2. Update this synthesis page to document both versions.
3. Deprecation window: v1 stays online for ≥ one full event cycle after v2 lands.
Non-breaking additions (new optional fields, new message types, new error codes) ship in v1 without ceremony — both sides should ignore unknown fields and unknown `type` values.
## Open questions
- **Session expiry while connected.** Directus session cookies have a finite lifetime. The WebSocket connection's already-validated identity is unaffected for as long as the connection stays open — the producer authorised once at upgrade and doesn't re-check. If the session expires server-side, the SPA's next REST call (or its periodic `/users/me` ping, if added) will fail with 401, the SPA will redirect to login, and on re-login the SPA reconnects the WebSocket — which re-validates. Pilot answer: producer never re-validates mid-connection. Phase 3 hardening can revisit if real-world session durations make this feel wrong.
- **Device-to-event resolution snapshot freshness.** The snapshot includes "every device registered to the event"; that registration set may change while a client is subscribed. Initial answer: subscription holds the registration set captured at subscribe time; new entries added mid-event don't appear until the client reconnects. Acceptable for pilot.

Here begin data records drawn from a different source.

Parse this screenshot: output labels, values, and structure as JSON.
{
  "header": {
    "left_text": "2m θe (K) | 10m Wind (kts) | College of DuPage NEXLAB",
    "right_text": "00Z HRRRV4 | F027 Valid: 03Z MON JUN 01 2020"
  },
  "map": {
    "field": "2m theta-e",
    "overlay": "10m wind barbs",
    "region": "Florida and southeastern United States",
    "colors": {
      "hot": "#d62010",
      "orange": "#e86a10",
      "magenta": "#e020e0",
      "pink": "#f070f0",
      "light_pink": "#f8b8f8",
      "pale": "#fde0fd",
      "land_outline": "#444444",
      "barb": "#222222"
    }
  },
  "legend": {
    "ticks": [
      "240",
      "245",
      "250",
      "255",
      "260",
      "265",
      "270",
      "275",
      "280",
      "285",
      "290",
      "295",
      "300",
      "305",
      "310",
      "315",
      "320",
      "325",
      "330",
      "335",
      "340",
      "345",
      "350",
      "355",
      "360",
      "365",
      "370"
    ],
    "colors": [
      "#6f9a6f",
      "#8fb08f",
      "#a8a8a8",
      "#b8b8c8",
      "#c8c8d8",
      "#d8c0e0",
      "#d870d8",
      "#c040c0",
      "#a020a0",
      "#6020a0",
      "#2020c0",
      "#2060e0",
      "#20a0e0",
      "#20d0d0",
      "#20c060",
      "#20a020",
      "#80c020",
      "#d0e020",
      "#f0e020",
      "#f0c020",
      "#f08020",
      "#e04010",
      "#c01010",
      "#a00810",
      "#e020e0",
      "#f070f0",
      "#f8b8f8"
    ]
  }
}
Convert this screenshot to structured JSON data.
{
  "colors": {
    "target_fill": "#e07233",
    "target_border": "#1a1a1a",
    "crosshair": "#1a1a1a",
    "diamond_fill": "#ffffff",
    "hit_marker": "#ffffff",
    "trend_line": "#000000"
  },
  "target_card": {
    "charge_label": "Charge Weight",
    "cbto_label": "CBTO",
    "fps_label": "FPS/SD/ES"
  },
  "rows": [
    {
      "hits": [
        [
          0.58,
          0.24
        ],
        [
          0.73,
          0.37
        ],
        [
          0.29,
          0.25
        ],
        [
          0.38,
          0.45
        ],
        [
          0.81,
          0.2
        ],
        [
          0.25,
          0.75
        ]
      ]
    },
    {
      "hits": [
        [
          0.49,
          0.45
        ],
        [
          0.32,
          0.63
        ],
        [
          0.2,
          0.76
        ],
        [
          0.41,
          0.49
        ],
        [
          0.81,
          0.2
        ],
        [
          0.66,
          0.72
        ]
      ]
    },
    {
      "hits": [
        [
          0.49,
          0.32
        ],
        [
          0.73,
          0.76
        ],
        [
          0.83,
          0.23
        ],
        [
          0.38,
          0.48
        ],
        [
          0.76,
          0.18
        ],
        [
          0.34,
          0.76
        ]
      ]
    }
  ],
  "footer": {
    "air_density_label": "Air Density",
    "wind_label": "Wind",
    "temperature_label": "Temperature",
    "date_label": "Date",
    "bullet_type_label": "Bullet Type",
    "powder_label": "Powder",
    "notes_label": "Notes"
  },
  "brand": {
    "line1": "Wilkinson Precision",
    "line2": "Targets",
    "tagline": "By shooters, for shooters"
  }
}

- **Faulty-flag visibility.** When an operator flips a position's `faulty=true` flag in [[directus]], should the live channel emit a correction? Current answer: no — faulty flagging is post-hoc operator review, not a live concern. Live map shows whatever was streamed at the time. The recompute pipeline ([[processor]] faulty position handling) corrects derived data, not the live history.
- **Replay-mode endpoint.** Out of v1 scope. A future `event:<id>:replay` topic could stream historical positions at a chosen speed. Defer.
## Cross-references
- [[live-channel-architecture]] — architectural rationale and dual-channel design.
- [[processor]] — the entity nominally hosting this endpoint (subject to the Implementation status note above).
- [[react-spa]] — the consumer.
- [[maps-architecture]] — consumer-side throughput discipline (rAF coalescer) that this contract is consumed through.
- [[traccar-maps-architecture]] — the working production reference whose WS contract shape this draws from (with refinements for our needs).
- [[directus]] — auth source (cookie validator) and the data source for event/device/org metadata the SPA looks up alongside the live stream.